Almanların ortalama yüzde 36'sı akıl hastalığından korkuyor. 14 ila 29 yaş grubundakiler arasında bu oran yüzde 54 olup, önceki yıla göre dokuz puan daha fazladır. Bu korku en az yüzde 19 ile 60 yaş üstü kişilerde görülüyor.
Artık Corona korkusu neredeyse yok
Mevcut çalışmada ankete katılanların yüzde 73'ü en çok kötü huylu bir tümörden korktuklarını söyledi. Geçen yıl bu oran yüzde 65'ti. Demans veya Alzheimer'dan en çok korkanların oranı yüzde 45'ten yüzde 55'e çıktı. Yüzde 52, yani geçen yıla göre yüzde on bir puan daha fazla, felçten korkuyor. Bunu ciddi yaralanmalı kaza korkusu (yüzde 50) ve kalp krizi (yüzde 42) takip ediyor. Öte yandan Corona, Almanların hastalık konusundaki farkındalığında yalnızca ikincil bir rol oynuyor. Ankete katılanların yalnızca yüzde 10'u hâlâ bundan korkuyor; 2020'deki salgının başlangıcında bu oran hâlâ yüzde 37'ydi.

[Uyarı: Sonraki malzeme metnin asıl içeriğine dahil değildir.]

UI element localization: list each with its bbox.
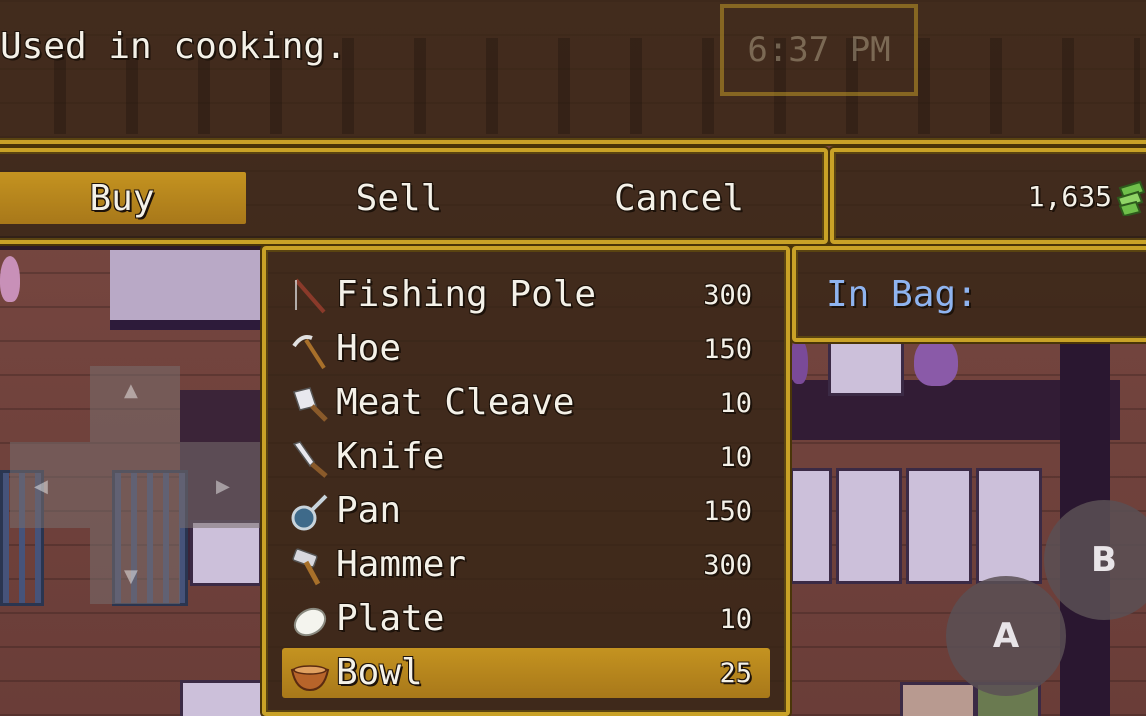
npc-shopkeeper (914, 336, 958, 386)
touch-button-b-label: B (1091, 540, 1117, 580)
help-window: Used in cooking. 6:37 PM (0, 0, 1146, 144)
item-row-bowl[interactable]: Bowl 25 (282, 648, 770, 698)
item-price: 10 (719, 604, 752, 635)
display-case (828, 340, 904, 396)
hoe-icon (292, 335, 326, 370)
fishing-pole-icon (294, 278, 326, 314)
npc-character (790, 338, 808, 384)
item-name: Meat Cleave (336, 382, 575, 423)
cancel-command[interactable]: Cancel (574, 172, 784, 224)
shop-command-window: Buy Sell Cancel (0, 148, 828, 244)
clock-display: 6:37 PM (720, 4, 918, 96)
hammer-icon (292, 548, 321, 586)
item-row-fishing-pole[interactable]: Fishing Pole 300 (282, 270, 770, 320)
display-case (180, 680, 266, 716)
cleaver-icon (293, 387, 328, 422)
display-case (976, 468, 1042, 584)
item-name: Bowl (336, 652, 423, 693)
display-case (790, 468, 832, 584)
shop-counter (110, 250, 260, 330)
display-case (906, 468, 972, 584)
item-name: Pan (336, 490, 402, 531)
item-name: Hoe (336, 328, 402, 369)
item-description: Used in cooking. (0, 26, 347, 67)
item-name: Knife (336, 436, 445, 477)
gold-amount: 1,635 (1027, 180, 1112, 213)
gold-window: 1,635 (830, 148, 1146, 244)
item-price: 10 (719, 442, 752, 473)
item-name: Plate (336, 598, 445, 639)
display-case (836, 468, 902, 584)
item-price: 25 (719, 658, 752, 689)
touch-button-a[interactable]: A (946, 576, 1066, 696)
arrow-left-icon: ◀ (34, 476, 48, 497)
bowl-icon (290, 665, 330, 692)
crate (900, 682, 976, 716)
pan-icon (291, 494, 328, 531)
sell-command[interactable]: Sell (294, 172, 504, 224)
dpad-left[interactable] (10, 442, 90, 528)
arrow-right-icon: ▶ (216, 476, 230, 497)
arrow-up-icon: ▲ (124, 380, 138, 401)
buy-item-list: Fishing Pole 300 Hoe 150 Meat Cleave 10 … (262, 246, 790, 716)
item-price: 150 (703, 334, 752, 365)
item-row-plate[interactable]: Plate 10 (282, 594, 770, 644)
npc-character (0, 256, 20, 302)
dpad-center (90, 442, 180, 528)
item-name: Hammer (336, 544, 467, 585)
item-row-pan[interactable]: Pan 150 (282, 486, 770, 536)
arrow-down-icon: ▼ (124, 566, 138, 587)
buy-command[interactable]: Buy (0, 172, 246, 224)
item-row-meat-cleave[interactable]: Meat Cleave 10 (282, 378, 770, 428)
inventory-status-window: In Bag: 1 (792, 246, 1146, 342)
item-price: 150 (703, 496, 752, 527)
dpad-up[interactable] (90, 366, 180, 442)
item-row-hammer[interactable]: Hammer 300 (282, 540, 770, 590)
item-row-knife[interactable]: Knife 10 (282, 432, 770, 482)
in-bag-label: In Bag: (826, 274, 978, 315)
display-case (190, 520, 262, 586)
knife-icon (292, 441, 328, 478)
touch-button-a-label: A (992, 616, 1020, 656)
gold-coins-icon (1116, 180, 1146, 216)
item-price: 10 (719, 388, 752, 419)
item-price: 300 (703, 550, 752, 581)
plate-icon (293, 607, 327, 637)
item-name: Fishing Pole (336, 274, 597, 315)
item-row-hoe[interactable]: Hoe 150 (282, 324, 770, 374)
item-price: 300 (703, 280, 752, 311)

Ankete göre Almanların çoğunluğu kendilerini sağlıklı hissediyor (yüzde 87) ve sağlıklarını iyi (yüzde 56) veya çok iyi (yüzde 31) olarak değerlendiriyor. Ankete katılanların yüzde 62'si kanserin erken teşhisine yönelik tekliflerden yararlandı; bu oran önceki yıla göre yüzde dört puan daha fazla.